One day Professor Curran told us that if we wanted to stop a conversation in its tracks  throw in this phrase: “Ontogeny recapitulates phylogeny.” It works if you don’t mind strange glances from your fellow conversationalists.

What he wanted us to observe in our investigation of vertebrates was that by studying the development of embryo (ontogeny) scientists can learn about the history of organisms (phylogeny). In our labs as we dissected creatures we saw evidence of evolution. I believe that every student of religion ought to take a course in biology not to destroy their faith but to enrich it.

“When our eyes open up to the reality of evolution, and we can look back and see not merely thousands and thousands of years of survival and endurance, but centuries upon centuries of hard won progress, we will stop hoping for miracles.” So writes Carter Phipps in his excellent book, Evolutionaries.

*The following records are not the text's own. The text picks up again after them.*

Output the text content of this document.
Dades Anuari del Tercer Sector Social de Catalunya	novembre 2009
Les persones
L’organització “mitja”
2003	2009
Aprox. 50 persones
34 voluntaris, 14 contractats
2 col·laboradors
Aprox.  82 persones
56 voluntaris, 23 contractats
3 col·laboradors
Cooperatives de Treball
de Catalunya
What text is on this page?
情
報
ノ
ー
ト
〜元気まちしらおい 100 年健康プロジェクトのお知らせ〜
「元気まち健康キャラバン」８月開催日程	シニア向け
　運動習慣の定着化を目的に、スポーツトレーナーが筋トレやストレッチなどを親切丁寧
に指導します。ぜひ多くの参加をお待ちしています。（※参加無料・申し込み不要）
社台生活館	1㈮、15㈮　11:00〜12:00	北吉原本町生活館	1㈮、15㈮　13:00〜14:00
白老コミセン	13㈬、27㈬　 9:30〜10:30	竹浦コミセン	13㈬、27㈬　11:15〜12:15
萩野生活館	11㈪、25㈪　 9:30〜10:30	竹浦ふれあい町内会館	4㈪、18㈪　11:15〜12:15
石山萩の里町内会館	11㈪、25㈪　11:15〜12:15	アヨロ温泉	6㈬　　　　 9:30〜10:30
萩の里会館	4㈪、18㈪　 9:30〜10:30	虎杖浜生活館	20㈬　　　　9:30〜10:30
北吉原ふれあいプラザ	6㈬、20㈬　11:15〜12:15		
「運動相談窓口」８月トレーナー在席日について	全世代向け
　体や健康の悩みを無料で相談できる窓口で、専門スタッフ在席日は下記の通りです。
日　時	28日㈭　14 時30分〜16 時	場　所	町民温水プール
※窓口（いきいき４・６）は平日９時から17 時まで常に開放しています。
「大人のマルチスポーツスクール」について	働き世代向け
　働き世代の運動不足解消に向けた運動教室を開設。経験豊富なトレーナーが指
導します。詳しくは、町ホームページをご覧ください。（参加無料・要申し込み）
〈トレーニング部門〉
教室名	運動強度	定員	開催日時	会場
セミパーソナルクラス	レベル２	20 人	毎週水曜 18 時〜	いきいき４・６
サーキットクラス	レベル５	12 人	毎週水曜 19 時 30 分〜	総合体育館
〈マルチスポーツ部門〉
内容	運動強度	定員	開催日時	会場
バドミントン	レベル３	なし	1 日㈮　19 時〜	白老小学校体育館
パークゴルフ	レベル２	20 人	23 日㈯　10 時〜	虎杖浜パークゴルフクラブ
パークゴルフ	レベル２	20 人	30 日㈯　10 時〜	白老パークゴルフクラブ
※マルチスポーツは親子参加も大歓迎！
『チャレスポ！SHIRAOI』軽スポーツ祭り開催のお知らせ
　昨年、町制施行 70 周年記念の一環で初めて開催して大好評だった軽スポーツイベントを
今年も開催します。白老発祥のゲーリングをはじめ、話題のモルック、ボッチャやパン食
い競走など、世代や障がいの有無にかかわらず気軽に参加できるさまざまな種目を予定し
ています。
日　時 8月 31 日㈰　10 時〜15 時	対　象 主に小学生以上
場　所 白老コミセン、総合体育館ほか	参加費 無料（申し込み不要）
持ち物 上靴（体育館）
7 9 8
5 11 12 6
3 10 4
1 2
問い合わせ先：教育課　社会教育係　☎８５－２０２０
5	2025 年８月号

Should not all this put an end to my quest for the spirit, or does not the very observation of human and natural history convince one that there is a spirit that urges us on in our odyssey. Creation is en route.

Pierre Teilhard de Chardin (1851-1955), a French philosopher and priest, in his wonderful book Le Milieu Divin: An Essay on the Interior Life writes, “Our spiritual being is continually nourished by the countless energies of the perceptible world.” Thus people of faith ought to be involved in movements not backwards but into a future that we can only faintly glimpse. The Spirit gives me hope and courage for that kind of journey.